Weir-Soley begins her investigation of black female subjectivity by describing the Western worldview with its patriarchal control of female sexual behavior and the Judaeo-Christian separation of sexuality and spirituality. As a contrast to this paradigm, Weir-Soley offers the example of West African-based spiritual traditions in which “sexual expression is an integral part of the spiritual experience” (2). Placing the issue in an historical context, Weir-Soley examines the effects of slavery on the colonizers and their attempts during the nineteenth century to distance themselves from the Africans by their creation of the so-called “cult of true womanhood” in which “a woman had to pious, (sexually) pure, submissive, and domestic” (15). This development, Weir Soley points out, intensified during the nascent antislavery movement, a period in which “the sexuality of black men and women was already a metonym for sexual deviance” (21).

Ironically, the anti-slavery movement which grew out of fundamentalist Christianity placed many black writers and intellectuals in an untenable situation. On the one hand, as Weir-Soley explains,” Christianity provided black women with an alternative language through which to articulate their claims to good moral character” (121). On the other hand, “Black women who were raised to be “good” Christian girls (like Harriet Jacobs) were especially vulnerable to feelings of shame about their sexuality” (121). Many of the leaders within the early civil rights movements had to suppress or deny any trace of sexuality. In other words, the only “good” Negro was a celibate Negro.

It was within this context that writers such as Zora Neale Hurston began the liberation of black bodies and to “reestablish the interdependence between spirituality and sexuality that is so central to the formation of black women’s identities…by relying on the inscription of a symbolic, discursive, literal and theoretical framework based on the spiritual precepts and epistemology of West African belief systems” (3). Beginning with her work as an anthropologist in Haiti, Hurston found the material she needed in the rich panoply of the lwa of Voudoun, especially Erzulie, and with that knowledge wrote her groundbreaking novel, Their Eyes Were Watching God.

Other writers building on Hurston’s legacy, most notably, Toni Morrison would use Hurston’s insights as a means of understanding the contradictions of slavery and black female subjectivity. In Beloved, Morrison confronts the issue of black female subjectivity by creating a scene which a mother, Sethe, must choose between either killing her child or watching her grow up in slavery.
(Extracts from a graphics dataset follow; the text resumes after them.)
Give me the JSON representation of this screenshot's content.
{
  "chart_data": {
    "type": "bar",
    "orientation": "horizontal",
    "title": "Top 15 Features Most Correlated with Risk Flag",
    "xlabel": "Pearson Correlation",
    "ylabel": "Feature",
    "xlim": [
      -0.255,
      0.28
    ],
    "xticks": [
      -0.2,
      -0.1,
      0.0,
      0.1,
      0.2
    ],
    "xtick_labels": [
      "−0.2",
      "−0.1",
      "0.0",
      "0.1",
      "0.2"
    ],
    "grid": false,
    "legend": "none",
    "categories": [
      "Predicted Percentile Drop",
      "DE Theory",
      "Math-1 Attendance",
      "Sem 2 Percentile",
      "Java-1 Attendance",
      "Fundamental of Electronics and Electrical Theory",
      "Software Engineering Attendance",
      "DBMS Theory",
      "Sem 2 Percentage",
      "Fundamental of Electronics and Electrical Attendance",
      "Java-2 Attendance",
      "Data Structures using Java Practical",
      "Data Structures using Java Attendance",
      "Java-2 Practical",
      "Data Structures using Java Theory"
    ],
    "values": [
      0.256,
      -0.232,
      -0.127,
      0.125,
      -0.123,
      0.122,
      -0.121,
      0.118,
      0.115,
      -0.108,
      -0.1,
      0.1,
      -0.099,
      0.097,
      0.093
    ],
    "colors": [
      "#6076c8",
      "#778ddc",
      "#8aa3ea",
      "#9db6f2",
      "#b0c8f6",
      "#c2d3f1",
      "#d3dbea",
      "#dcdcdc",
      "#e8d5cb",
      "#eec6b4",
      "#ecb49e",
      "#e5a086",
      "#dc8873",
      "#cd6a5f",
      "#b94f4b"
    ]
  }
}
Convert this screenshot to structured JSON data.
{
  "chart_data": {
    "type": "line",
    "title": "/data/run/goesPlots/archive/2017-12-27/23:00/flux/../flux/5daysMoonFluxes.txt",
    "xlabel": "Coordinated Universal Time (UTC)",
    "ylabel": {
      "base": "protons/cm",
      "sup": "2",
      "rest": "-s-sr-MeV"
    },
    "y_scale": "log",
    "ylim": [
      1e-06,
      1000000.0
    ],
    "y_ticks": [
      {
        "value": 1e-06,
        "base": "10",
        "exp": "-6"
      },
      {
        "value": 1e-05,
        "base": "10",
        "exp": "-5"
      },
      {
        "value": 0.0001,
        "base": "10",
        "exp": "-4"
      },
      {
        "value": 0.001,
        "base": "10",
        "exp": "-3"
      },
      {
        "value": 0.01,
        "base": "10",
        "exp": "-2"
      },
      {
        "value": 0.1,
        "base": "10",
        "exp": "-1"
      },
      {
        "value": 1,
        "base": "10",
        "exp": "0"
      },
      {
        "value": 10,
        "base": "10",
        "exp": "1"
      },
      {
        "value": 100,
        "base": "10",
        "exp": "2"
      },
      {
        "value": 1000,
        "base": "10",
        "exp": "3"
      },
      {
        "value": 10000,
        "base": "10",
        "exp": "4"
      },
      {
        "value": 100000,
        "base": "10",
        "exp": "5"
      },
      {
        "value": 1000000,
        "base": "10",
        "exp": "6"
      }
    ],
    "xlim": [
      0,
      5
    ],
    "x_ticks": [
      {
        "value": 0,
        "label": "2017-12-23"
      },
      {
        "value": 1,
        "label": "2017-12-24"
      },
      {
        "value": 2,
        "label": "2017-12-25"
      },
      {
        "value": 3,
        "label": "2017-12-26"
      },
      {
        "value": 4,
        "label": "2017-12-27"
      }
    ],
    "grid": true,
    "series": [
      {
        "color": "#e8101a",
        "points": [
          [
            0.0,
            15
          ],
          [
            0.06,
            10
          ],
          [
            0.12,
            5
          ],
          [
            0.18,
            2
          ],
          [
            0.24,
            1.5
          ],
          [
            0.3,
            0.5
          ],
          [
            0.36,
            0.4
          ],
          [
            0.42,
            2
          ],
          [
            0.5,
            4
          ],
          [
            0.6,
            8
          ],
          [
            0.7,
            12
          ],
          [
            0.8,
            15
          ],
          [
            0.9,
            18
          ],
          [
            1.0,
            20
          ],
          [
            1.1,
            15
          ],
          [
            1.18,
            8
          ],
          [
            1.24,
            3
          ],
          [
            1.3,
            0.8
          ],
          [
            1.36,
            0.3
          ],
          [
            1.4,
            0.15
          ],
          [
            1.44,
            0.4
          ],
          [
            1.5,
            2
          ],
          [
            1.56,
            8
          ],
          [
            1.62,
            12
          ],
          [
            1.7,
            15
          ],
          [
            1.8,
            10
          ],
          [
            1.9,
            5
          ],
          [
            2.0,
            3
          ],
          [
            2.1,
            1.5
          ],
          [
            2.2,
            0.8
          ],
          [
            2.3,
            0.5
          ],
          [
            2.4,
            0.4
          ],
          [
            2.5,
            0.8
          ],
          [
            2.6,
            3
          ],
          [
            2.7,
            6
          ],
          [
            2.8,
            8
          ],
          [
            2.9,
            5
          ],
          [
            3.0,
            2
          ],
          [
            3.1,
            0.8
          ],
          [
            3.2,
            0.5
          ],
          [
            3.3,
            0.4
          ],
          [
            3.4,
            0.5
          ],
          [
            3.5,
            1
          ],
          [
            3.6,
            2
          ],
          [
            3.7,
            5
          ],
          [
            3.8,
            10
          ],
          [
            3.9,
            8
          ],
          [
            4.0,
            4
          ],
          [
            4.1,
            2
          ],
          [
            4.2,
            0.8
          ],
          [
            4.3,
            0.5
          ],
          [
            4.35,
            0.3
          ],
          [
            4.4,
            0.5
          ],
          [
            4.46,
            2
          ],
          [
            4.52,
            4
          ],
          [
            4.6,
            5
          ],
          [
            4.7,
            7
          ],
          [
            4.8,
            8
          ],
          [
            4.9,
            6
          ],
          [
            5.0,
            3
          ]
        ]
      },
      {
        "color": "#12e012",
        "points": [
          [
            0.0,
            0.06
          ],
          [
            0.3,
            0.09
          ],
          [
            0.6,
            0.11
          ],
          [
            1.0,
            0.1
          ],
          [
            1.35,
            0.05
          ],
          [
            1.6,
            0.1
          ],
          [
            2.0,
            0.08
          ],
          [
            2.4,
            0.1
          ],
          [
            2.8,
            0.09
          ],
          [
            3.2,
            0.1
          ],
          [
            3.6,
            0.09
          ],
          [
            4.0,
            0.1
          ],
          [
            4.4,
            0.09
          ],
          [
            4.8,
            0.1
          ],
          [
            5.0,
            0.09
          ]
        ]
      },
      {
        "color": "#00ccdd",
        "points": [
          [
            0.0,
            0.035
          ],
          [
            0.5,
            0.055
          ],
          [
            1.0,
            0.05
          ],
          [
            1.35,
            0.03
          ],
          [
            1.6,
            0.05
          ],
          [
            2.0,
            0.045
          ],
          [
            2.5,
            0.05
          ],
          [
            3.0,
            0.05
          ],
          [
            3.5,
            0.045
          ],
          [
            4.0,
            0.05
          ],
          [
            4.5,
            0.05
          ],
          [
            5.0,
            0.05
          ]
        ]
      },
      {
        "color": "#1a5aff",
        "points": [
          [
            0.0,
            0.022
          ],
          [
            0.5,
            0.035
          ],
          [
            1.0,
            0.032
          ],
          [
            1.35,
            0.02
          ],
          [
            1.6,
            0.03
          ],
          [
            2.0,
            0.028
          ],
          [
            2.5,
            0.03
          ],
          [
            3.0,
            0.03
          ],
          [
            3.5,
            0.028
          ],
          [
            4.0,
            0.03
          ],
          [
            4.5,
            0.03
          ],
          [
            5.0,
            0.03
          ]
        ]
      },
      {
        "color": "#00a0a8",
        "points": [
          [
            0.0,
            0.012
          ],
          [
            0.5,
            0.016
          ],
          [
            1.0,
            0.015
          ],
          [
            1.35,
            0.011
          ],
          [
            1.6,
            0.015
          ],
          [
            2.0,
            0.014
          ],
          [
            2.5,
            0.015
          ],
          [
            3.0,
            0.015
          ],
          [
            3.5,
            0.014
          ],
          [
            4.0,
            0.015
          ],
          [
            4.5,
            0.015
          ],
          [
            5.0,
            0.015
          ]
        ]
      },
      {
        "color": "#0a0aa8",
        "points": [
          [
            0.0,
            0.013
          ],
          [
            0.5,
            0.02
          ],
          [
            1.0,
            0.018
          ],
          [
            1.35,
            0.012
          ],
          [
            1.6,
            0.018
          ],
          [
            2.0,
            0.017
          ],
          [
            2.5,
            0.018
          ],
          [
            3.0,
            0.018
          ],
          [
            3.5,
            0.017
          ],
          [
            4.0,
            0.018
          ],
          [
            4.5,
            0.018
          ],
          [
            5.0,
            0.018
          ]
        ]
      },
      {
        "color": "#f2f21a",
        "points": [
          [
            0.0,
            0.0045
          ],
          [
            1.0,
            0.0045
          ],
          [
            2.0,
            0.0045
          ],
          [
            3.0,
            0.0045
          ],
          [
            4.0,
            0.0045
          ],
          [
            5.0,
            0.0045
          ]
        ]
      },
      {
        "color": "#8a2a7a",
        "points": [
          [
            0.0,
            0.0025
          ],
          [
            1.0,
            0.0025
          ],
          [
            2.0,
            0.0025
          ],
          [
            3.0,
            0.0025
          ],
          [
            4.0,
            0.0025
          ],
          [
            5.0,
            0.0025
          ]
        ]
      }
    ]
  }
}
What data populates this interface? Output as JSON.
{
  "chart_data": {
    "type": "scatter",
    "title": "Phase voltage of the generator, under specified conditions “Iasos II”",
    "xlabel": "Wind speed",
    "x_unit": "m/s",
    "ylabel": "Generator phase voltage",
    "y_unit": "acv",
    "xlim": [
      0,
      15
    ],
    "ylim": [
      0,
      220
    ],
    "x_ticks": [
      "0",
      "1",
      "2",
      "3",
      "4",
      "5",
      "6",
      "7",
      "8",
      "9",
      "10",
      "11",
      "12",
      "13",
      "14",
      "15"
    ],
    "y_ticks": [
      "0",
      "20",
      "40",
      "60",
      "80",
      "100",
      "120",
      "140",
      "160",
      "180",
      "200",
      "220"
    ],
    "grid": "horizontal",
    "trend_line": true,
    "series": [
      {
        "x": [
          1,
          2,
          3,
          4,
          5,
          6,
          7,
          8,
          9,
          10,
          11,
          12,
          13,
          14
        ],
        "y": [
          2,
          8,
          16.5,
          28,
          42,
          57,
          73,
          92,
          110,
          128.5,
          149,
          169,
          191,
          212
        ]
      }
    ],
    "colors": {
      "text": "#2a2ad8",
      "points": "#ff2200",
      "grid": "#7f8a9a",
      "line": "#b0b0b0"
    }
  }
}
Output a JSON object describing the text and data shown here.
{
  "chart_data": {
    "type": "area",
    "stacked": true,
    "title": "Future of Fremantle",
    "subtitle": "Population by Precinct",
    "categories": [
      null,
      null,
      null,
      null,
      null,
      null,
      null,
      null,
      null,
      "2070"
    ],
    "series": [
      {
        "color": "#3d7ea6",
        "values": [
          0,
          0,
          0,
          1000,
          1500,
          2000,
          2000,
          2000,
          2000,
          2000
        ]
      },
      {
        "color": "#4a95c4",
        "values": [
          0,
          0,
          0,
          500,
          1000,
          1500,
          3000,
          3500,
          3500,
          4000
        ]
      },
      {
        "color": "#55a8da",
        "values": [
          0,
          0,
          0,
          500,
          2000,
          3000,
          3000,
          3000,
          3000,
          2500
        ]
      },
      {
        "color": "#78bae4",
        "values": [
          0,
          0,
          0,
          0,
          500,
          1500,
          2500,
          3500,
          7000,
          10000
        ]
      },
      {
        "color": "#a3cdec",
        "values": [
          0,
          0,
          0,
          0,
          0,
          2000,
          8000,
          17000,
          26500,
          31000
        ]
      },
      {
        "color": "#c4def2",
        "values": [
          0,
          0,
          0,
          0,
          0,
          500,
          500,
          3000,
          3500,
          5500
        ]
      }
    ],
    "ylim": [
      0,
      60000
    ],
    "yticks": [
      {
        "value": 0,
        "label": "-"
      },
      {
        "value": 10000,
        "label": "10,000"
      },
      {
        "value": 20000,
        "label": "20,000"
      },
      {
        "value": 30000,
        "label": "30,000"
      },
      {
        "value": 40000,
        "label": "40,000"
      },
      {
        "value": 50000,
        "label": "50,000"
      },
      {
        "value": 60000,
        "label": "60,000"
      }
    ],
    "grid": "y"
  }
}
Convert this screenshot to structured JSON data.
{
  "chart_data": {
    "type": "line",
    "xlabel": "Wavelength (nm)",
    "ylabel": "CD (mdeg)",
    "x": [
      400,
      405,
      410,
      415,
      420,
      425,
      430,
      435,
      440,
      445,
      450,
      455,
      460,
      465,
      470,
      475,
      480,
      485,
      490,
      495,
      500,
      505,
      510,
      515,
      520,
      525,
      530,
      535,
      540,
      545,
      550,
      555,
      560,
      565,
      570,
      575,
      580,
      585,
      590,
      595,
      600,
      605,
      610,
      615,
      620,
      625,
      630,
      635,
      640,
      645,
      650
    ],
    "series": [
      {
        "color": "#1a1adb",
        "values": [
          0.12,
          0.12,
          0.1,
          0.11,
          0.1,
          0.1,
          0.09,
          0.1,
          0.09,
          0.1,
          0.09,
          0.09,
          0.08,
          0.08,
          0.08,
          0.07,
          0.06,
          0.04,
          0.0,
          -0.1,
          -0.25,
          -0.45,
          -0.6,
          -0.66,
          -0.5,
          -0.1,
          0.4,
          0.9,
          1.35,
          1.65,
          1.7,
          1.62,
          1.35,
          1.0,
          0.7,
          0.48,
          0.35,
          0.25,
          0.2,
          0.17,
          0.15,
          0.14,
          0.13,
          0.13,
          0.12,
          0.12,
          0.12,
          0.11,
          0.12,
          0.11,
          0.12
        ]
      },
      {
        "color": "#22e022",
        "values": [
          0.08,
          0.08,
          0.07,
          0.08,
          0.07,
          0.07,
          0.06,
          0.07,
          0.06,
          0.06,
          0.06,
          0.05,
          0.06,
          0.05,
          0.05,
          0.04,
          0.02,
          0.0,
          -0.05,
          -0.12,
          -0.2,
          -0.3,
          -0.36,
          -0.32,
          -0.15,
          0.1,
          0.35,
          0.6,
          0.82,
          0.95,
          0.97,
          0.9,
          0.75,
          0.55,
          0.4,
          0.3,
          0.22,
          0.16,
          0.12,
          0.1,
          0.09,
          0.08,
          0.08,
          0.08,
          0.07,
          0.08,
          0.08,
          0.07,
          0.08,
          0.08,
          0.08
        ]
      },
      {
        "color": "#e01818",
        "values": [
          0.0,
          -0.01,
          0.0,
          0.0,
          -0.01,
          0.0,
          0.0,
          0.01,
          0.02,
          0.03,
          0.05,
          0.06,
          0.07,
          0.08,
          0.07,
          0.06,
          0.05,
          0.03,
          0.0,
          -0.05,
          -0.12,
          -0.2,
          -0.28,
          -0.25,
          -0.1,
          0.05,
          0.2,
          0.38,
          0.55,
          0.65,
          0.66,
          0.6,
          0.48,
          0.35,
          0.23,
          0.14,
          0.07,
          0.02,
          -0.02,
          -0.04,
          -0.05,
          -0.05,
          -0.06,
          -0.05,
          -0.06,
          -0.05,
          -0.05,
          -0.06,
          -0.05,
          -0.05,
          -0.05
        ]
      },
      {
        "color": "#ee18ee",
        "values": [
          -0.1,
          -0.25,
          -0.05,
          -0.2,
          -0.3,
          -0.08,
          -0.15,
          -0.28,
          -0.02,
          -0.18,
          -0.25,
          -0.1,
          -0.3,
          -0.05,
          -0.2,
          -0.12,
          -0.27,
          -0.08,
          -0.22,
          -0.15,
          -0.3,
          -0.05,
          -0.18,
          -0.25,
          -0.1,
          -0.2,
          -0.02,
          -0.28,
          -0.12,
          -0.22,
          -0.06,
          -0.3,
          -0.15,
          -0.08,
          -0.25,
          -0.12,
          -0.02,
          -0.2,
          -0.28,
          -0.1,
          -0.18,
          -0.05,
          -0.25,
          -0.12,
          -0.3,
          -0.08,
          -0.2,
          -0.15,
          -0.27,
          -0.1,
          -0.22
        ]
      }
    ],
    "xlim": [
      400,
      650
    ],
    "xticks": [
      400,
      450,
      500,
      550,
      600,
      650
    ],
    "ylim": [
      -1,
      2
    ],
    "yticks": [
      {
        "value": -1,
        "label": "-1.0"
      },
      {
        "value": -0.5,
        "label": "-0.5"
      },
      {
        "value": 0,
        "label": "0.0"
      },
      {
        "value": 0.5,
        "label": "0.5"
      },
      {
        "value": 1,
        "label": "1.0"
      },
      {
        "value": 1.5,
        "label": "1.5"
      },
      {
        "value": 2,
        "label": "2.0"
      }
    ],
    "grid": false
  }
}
Faced with such limited options, Sethe kills the child. It is a choice that haunts Sethe and her lover, Paul D, until the ghost of the child, Beloved, is exorcised. The exorcism and subsequent healing is precipitated by Paul D’s seduction in by Beloved, whom Weir-Soley links to Erzulie through the ‘red heart” symbolism which runs throughout the novel: “The recurring image of a rusted tobacco-tin that resides in the place where Paul D’s “red heart” should be is prevalent in Beloved” (120). Weir Soley continues, “That the relationship between spirituality and sexuality is crucial to the restoration of a black female subjectivity hinges upon the concept of Erzulie as a restorative, regenerative model for black sexuality in Beloved” (121).

Drawing on the scholarship of Audre Lorde and Joan Dayan, Weir-Soley develops the "restorative" figure of Erzulie and analyzes the fictions of Opal Palmer Adisa and Edwidge Danticat. From the evidence Weir-Soley presents one could infer that the pathway to the reclamation of black female subjectivity as an antidote to the “cult of true womanhood” lies in the recognition on the interrelatedness of sexuality and spirituality in the figure of Erzulie, “the symbol of womanhood and the personification of female beauty” (209).

Eroticism, Spirituality, and Resistance in Black Women’s Writings, while relying heavily on the lit-speak of the academy, is an important work because it expands our knowledge of the syncretism in the fictions of Hurston, Morrison, Adisa, and Danticat, and recognizes the vitality of the West African worldview as a means of resisting Western paradigms which are inimical to black female subjectivity. Weir-Soley’s scrupulous deconstruction of the assumptions that surround black female sexuality has many implications not only in literature, but also in how we look at each other and ourselves in the mirror.